Head grower of Bud Fox, David Risley, walks through one of the vegetation rooms at the grow facility. Portrait by Philip B. Poston/Sentinel Colorado

AURORA | Between the double doors of massive cannabis greenhouse Bud Fox Supply Co., the musk of marijuana permeates just about everything.

But inside the building lobby — an open-air space resembling your average corporate office complex — the smell is fresh drywall.

The 500-plant “growhouse,” which is Aurora’s first marijuana greenhouse, began operating in January to cultivate and prepare marijuana buds for recreational consumption. It’s an impressive, high-tech facility with potential to produce millions of dollars from a single harvest along with industrially-produced cannabinoid oil and shatter.

Officials from the City of Aurora’s Marijuana Enforcement Division toured the growhouse this week with the four-person Bud Fox staff, including General Manager Stu Hinton.

Marijuana plants in one of the vegetation rooms, before flowering. Once they flower, the plants will be moved to one of the flowering rooms. Photo by Philip B. Poston/Sentinel Colorado

In the greenhouse, about 500 plants swayed lazily in a highly-controlled environment. Below each row of plants, an inflatable tube dispersed air evenly to keep the leaves aerated, and irrigation lines water the soil from underneath. Above, mist spritzed the plants periodically.

The plants are sprouting at incredible speeds. At six weeks old, they’re already two or three feet high, double the usual growth for that time.

In a nearby room, stainless-steel machinery waits to compress marijuana buds into hash oil and shatter — called concentrate products — with precise temperatures and pressures.

There’s nothing here resembling a college roommate’s basement grow operation – and Bud Fox staff are definitely not stereotypical pot-smokers.

General Manager of Bud Fox, Stu Hinton, gives a crash course on making Butane Hash Oil, explaining the purpose of the tanks in their top-of-the-line BHO system.
Photo by Philip B. Poston/Sentinel Colorado

That’s by design. Hinton and his staff are applying industrial processing systems to cannabis cultivation, they said.

The inspiration? The refined processes on a Toyota assembly line. And unlike countless marijuana entrepreneurs flocking to Colorado to cash in on a budding industry, they’ve got the capital to make their dreams a reality.

Hinton wouldn’t say how many millions of dollars they’ve invested into the facility, but traces of big money are all over the growhouse.

At least two massive safes will guard countless pounds of buds, guarded by steel mesh embedded between the drywall.

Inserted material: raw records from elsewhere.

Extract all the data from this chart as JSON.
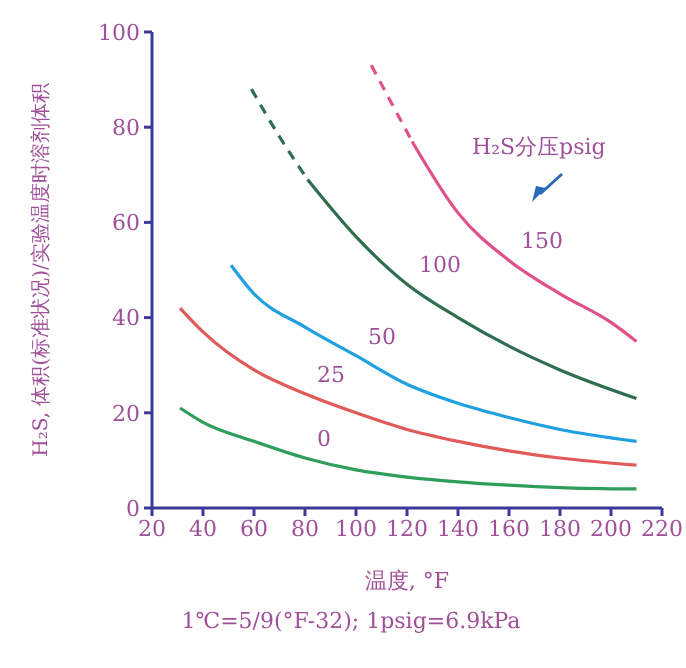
{
  "chart_data": {
    "type": "line",
    "xlabel": "温度, °F",
    "ylabel": "H₂S, 体积(标准状况)/实验温度时溶剂体积",
    "xlim": [
      20,
      220
    ],
    "xticks": [
      20,
      40,
      60,
      80,
      100,
      120,
      140,
      160,
      180,
      200,
      220
    ],
    "ylim": [
      0,
      100
    ],
    "yticks": [
      0,
      20,
      40,
      60,
      80,
      100
    ],
    "grid": false,
    "marker": "none",
    "series": [
      {
        "name": "0",
        "color": "#2e9e5a",
        "line_style": "solid",
        "x": [
          31,
          40,
          60,
          80,
          100,
          120,
          140,
          160,
          180,
          210
        ],
        "values": [
          21,
          18,
          14,
          10.5,
          8,
          6.5,
          5.5,
          4.8,
          4.3,
          4
        ]
      },
      {
        "name": "25",
        "color": "#e05a5a",
        "line_style": "solid",
        "x": [
          31,
          40,
          60,
          80,
          100,
          120,
          140,
          160,
          180,
          210
        ],
        "values": [
          42,
          37,
          29,
          24,
          20,
          16.5,
          14,
          12,
          10.5,
          9
        ]
      },
      {
        "name": "50",
        "color": "#1fa0e0",
        "line_style": "solid",
        "x": [
          51,
          60,
          80,
          100,
          120,
          140,
          160,
          180,
          210
        ],
        "values": [
          51,
          45,
          38,
          32,
          26,
          22,
          19,
          16.5,
          14
        ]
      },
      {
        "color": "#2f6e4e",
        "line_style": "dashed",
        "x": [
          59,
          70,
          81
        ],
        "values": [
          88,
          78,
          69
        ]
      },
      {
        "name": "100",
        "color": "#2f6e4e",
        "line_style": "solid",
        "x": [
          81,
          100,
          120,
          140,
          160,
          180,
          210
        ],
        "values": [
          69,
          57,
          47,
          40,
          34,
          29,
          23
        ]
      },
      {
        "color": "#e0508a",
        "line_style": "dashed",
        "x": [
          106,
          114,
          122
        ],
        "values": [
          93,
          85,
          77
        ]
      },
      {
        "name": "150",
        "color": "#e0508a",
        "line_style": "solid",
        "x": [
          122,
          140,
          160,
          180,
          200,
          210
        ],
        "values": [
          77,
          62,
          52,
          45,
          39,
          35
        ]
      }
    ],
    "annotations": [
      "H₂S分压psig",
      "1℃=5/9(°F-32); 1psig=6.9kPa"
    ]
  }
}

Solar panels produce about 72 kilowatts of renewable energy, and almost 100 percent of industrial waste is recycled into the growing process. Light, water and organic pesticide fogging machines can all be controlled with the touch of an iPhone from anywhere in the world, staff said.

In the “vegetation room”, rows of glowing LED lights illuminated the potted plants in the 20,000 feet of greenhouse space, while other rooms waited in darkness until Bud Fox expands its production capabilities.

Then, there’s the 122 security cameras. Two of the cameras are “bomb-proof,” along with the rest of the electronics in the small hash oil concentrate extraction room.

There, a series of chambers will pressurize buds with flammable vapors including butane and propane to separate the essential cannabinoids from the plant. It’s not an entirely benign industrial process: Last year, three people were arrested in Boulder after their attempts to create THC concentrates in a home created an explosion instead.

Rows of marijuana plants are misted by a fogger in one of the vegetation rooms at the Bud Fox grow facility. The mist contains nutrients that feed the plants and is a more efficient method of watering the plants, producing no wasted water.
Photo by Philip B. Poston/Sentinel Colorado

Bud Fox also vents the flammable gases from the ground up to reduce the danger of ignited gas. Steven Clark, a building inspection supervisor for the City of Aurora, demonstrated with a piece of paper. The air, hardly noticeable, held the paper in place against the wall.He’s part of a team inspecting marijuana production businesses across Aurora. According to Robin Peterson, who manages the Marijuana Enforcement Division, Aurora is home to 22 growhouses and 17 cannabis product manufacturing facilities.

Those other growhouses are all located inside industrial warehouses, Peterson said. That’s what makes Bud Fox unique.

In the growhouse, Hinton and the staff spoke passionately — and in deeply technical terms — about growing marijuana.

Hinton doesn’t smoke himself, though he said his “reason for being” earlier in life was the combination of marijuana and skiing on Vail’s slopes. Now, he’s interested in cannabis for the business challenge and opportunity to provide a “healing” product to consumers across Colorado, he said.

Eventually, the growhouse will expand to house 1,800 plants, he said. By June, Bud Fox’s buds will be on dispensary shelves.